Akibat penutupan jalur
perdagangan tersebut mengakibatkan upaya bangsa-bangsa Eropa untuk mencari
rempah-rempah secara langsung yang pada akhirnya menuntun mereka menemukan dan
memasuki wilayah Indonesia.
Tahun 1521 bangsa
Portugis berlayar dan menduduki Kepulauan Maluku yang dikenal sebagai penghasil
rempah berkualitas tinggi. Tahun yang sama bangsa Spanyol pun mencapai Kepulauan Maluku. Pertikaian
memperebutkan ’surga rempah’ antara Portugis dan Spanyol berakhir di tahun 1529
saat ditandatanganinya Perjanjian Saragosa dimana kedua negara membagi wilayah
penguasaan wilayah, dimana wilayah kekuasaan Spanyol membentang dari Mexico ke
arah barat sampai kepulauan Filipina dan wilayah kekuasaan Portugis membentang
dari Brazillia ke arah timur sampai kepulauan Maluku. Perjanjian ini merupakan
kelanjutan Perjanjian Tordesilas tahun 1494 oleh inisiatif Paul Yulius II.
Tahun 1596 Belanda
menjejakkan kakinya di Indonesia bawah pimpinan Cornelis de Houtman dan
kemudian pada tahun 1598 digantikan oleh Jacob van Neck. Untuk menghindari
persaingan maka dibentulkan kongsi dagang yang dikenal dengan Vereenigde Oost Indische Compagnie (VOC)
pada tahun1602.
Tahun 1799 VOC
mengalami kebangkrutan dan Indonesia sebagai wilayah jajahan diambil alih oleh
pemerintahan Belanda yang bernama Bataafsche
Republiek (Republik Bataf). Namun sejak meletus meletus perang dengan
Prancis di bawah pimpinan Napoleon Bonaparte dan Belanda berhasil ditaklukan
tahun 1807, maka Belanda dan seluruh wilayah jajahannya berganti penguasaan. Bataafsche Republiek dihapusk oleh
Kaisar Napoleon Bonaparte dan diganti menjadi Koninkrijk Holland (Kerajaan Belanda) dengan rajanya Lodewijk
Bonaparte atau Louis Bonaparte (adik Napoleon Bonaparte). Begitu juga dengan
daerah jajahannya di Hindia Belanda (Indonesia) mengalami perubahan sistem
pemerintahan. Herman Willem Daendels diangkat sebagai Gubernur Jendral mewakili
Koninkrijk Holland.
Saingan Perancis kala
itu adalah Inggris. Ketika Perancis berhasil ditaklukan Inggris dan Inggris
berhasil menaklukan Belanda tahun 1811, maka pemerintahan Ingris melalui
Gubernur Jendral Lord Minto mengirim Sir Thomas Stamford Raffles menjadi Letnan
Gubernur di Jawa.
Namun pada tahun 1815
Inggris mengalami kekalahan perang dengan Rusia. Melalui Konvensi London maka
semua wilayah jajahan Belanda yang dikuasai Inggris dikembalikan pada Belanda.

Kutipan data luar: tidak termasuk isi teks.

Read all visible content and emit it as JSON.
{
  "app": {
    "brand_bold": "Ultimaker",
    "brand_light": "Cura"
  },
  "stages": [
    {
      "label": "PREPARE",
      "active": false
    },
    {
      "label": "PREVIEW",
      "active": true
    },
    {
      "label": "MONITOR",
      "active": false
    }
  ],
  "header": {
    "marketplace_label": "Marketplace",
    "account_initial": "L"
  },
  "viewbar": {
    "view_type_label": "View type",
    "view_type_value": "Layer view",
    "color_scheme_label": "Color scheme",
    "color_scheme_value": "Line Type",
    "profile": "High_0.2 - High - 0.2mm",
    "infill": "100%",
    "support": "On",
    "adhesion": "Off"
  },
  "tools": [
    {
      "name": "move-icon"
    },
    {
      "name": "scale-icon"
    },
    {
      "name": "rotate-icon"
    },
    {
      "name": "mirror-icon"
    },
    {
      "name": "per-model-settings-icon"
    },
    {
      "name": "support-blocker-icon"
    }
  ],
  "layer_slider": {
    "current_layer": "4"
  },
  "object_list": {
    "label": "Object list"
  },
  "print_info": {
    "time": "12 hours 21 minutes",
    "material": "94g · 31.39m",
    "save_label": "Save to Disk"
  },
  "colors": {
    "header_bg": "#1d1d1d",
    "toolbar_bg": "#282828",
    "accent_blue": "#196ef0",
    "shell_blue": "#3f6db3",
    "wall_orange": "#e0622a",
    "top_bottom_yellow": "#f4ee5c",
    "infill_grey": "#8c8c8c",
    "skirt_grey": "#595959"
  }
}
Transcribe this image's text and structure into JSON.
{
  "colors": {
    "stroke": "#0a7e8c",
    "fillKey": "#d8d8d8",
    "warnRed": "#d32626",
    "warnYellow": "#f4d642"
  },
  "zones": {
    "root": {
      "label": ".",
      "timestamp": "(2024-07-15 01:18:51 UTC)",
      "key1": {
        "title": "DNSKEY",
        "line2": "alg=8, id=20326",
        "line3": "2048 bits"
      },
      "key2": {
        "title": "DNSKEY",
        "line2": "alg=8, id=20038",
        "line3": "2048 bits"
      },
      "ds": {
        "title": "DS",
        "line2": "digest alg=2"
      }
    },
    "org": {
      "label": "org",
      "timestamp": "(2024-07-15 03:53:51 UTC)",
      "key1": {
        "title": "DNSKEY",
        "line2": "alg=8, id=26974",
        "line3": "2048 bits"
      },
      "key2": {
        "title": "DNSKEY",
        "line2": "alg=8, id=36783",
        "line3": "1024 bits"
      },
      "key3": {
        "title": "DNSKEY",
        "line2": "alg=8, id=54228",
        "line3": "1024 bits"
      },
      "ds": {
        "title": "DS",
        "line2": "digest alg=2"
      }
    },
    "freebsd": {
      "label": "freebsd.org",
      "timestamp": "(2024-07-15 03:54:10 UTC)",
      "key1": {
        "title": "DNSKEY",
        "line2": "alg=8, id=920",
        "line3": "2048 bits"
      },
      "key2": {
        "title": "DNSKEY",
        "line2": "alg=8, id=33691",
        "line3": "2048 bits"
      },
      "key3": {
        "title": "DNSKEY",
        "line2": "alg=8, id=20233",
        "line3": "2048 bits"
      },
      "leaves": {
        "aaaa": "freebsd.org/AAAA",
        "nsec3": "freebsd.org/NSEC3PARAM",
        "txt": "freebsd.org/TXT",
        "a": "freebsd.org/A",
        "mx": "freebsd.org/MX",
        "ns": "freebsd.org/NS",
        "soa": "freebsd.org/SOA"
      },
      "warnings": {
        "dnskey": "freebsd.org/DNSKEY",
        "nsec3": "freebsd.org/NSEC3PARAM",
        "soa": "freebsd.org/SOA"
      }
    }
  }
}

Tahun 1816-1819, Hindia Belanda (Indonesia) dipimpin oleh dua orang Belanda
bernama Elout
Buykeys, dan Van der Capellen.
Tahun 1850, golongan
liberal di Belanda mendapatkan kemenangan di parlemen. Sejak itu paham liberal dianut
oleh pemerintah Belanda. Praktek tanam paksa yang dijalankan Belanda di
Indonesia khususnya di pulau Jawa sejak tahun 1816, banyak ditentang oleh
pengusaha-pengusaha Belanda, karena tidak sesuai denga paham liberal. Para
pengusaha Belanda berkeinginan untuk membuka perusahaan perkebunan di
Indonesia.
Namun usaha perubahan
pada tahun 1870 tersebut dikecam oleh Soekarno muda dalam artikelnya berjudul “Mencapai
Indonesia Merdeka” (1930-an). Beliau menyebutnya sebagai “imperialisme muda”
sebagaimana dikatakan, “Memang, bagi
Rakjat Indonesia perobahan sedjak tahun 1870 itu hanyalah perobahan tjara
pengambilan rezeki; bagi Rakjat Indonesia, imperialisme-tua dan
imperialisme-muda dua-dua tinggal imperialisme belaka, dua-dua tinggal pengangkutan
rezeki Indonesia keluar pagar, dua-duanya tinggal drainage. Dan drainage inipun
di dalam zaman modern-imperialisme makin membandjir!”[2].
Pemerintahan berganti. Tanggal
8 Desember 1941 Jepang menyerbu ke Asia
Tenggara dan membom Pearl Harbor pangkalan
terbesar Angkatan Laut Amerika di Pasifik. Lima jam setelah penyerangan atas Pearl Harbor itu, Gubernur Jenderal
Hindia Belanda Tjarda van Starkenborgh Stachhouwer menyatakan perang terhadap
Jepang. Namun Belanda tidak mampu menahan ekspansi Jepang hingga wilayah Hindia
Belanda (Indonesia) pun berhasil dikuasai Jepang perlahan-lahan pada tahun 1942.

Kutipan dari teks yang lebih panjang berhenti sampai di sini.